I finish off the beer that I ordered half an hour ago – it has gone warm and I contemplate getting another but decide against it. As I gather my things together, I notice Jo has left his coat – that damn ugly coat he so loves to wear – hanging off the back of his stool. I don’t want to ring and bother him so I figure I will take it home with me and will return it to him on Monday, maybe even drive by his house over the weekend and drop it off for him.

I step out into the night and find it has become quite cold; thick, heavy clouds have rolled in – they look like snow clouds – and I do the only thing I can think of – put Jo’s jacket on. It is woollen inside and extremely warm. I snuggle my body inside it and head out into the darkness.
My trudging footsteps are halted by a sudden, blinding headache.

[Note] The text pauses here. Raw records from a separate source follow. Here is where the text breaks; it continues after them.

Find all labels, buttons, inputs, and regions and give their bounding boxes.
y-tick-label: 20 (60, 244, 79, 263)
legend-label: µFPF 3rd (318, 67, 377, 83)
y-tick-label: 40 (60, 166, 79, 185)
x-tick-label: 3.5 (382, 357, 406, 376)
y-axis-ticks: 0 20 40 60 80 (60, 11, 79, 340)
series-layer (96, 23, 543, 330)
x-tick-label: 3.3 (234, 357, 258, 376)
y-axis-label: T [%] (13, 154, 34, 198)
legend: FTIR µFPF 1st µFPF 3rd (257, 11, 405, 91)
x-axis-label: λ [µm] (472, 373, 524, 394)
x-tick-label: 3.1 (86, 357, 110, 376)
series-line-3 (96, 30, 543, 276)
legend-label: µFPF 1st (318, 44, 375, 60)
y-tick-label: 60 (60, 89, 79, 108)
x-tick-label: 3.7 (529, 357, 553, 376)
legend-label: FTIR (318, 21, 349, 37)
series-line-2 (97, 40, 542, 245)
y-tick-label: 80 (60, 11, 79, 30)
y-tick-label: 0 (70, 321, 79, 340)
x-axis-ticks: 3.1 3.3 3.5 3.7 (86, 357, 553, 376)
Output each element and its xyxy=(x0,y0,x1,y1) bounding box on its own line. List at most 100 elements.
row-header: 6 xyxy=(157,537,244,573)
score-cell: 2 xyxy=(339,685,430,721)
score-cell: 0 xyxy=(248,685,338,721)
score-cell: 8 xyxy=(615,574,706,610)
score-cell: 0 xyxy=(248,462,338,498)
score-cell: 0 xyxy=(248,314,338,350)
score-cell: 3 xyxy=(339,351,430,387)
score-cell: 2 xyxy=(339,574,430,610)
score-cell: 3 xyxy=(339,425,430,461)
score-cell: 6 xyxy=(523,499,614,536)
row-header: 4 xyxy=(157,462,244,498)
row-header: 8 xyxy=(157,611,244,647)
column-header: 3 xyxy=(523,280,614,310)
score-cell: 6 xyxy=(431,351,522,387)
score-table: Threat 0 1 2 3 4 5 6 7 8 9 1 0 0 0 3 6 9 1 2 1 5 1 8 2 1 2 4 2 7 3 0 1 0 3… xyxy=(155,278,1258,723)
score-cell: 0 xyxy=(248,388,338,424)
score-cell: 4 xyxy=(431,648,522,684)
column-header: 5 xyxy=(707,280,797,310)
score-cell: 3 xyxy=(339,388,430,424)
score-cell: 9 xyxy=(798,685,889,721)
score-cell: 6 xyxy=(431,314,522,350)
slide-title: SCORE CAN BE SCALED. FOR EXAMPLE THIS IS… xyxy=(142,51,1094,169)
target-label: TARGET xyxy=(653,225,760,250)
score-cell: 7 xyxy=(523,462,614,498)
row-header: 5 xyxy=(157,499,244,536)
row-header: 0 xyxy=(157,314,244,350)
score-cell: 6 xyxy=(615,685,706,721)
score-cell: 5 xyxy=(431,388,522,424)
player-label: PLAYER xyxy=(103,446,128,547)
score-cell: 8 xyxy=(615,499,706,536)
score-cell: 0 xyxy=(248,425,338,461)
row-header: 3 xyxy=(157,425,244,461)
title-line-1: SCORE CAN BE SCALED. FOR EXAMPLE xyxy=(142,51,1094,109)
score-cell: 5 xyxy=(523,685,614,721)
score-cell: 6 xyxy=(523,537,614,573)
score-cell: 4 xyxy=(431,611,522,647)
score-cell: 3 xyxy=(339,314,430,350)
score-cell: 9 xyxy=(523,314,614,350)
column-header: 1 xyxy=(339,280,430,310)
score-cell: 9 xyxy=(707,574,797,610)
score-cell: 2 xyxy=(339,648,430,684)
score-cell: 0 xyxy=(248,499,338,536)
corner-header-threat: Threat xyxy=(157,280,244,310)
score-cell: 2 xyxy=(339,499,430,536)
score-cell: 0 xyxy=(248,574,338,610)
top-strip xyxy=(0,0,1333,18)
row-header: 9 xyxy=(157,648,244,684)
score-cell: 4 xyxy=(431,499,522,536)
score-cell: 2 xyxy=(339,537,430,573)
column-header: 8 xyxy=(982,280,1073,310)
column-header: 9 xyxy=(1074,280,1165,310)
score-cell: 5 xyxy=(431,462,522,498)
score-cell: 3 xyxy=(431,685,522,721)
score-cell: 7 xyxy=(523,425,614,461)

I hear myself moan from the pain and I feel a mixture of beer, bourbon and bile rise in my throat. I crouch down, limiting the chances of falling and injuring myself.

A rush of images assaults my mind; flashes of Egyptian pyramids, sand storms, and wall after wall of hieroglyphics. I cannot fathom what is happening. In a panic, I try to throw the coat off, but only succeed in tangling myself inside it. As I struggle with it, a final, terrifying image of a man who could only be a Pharaoh, speaks inside my head.

“Imposter, who are you to wear the Soul of the Pharaoh? Be gone and suffer a slow and terrible death.”

A fresh burst of pain shook me and I fell the rest of the way to the ground, finally able to pull free of the coat. I threw it across the gravel parking area and lay, trembling on the stony ground.

The trembling, however, has nothing to do with the cold.

1 comment:

Unknown said...

Wow... wild ride, Paul... This is a different kind of Technicolor dreamcoat, eh??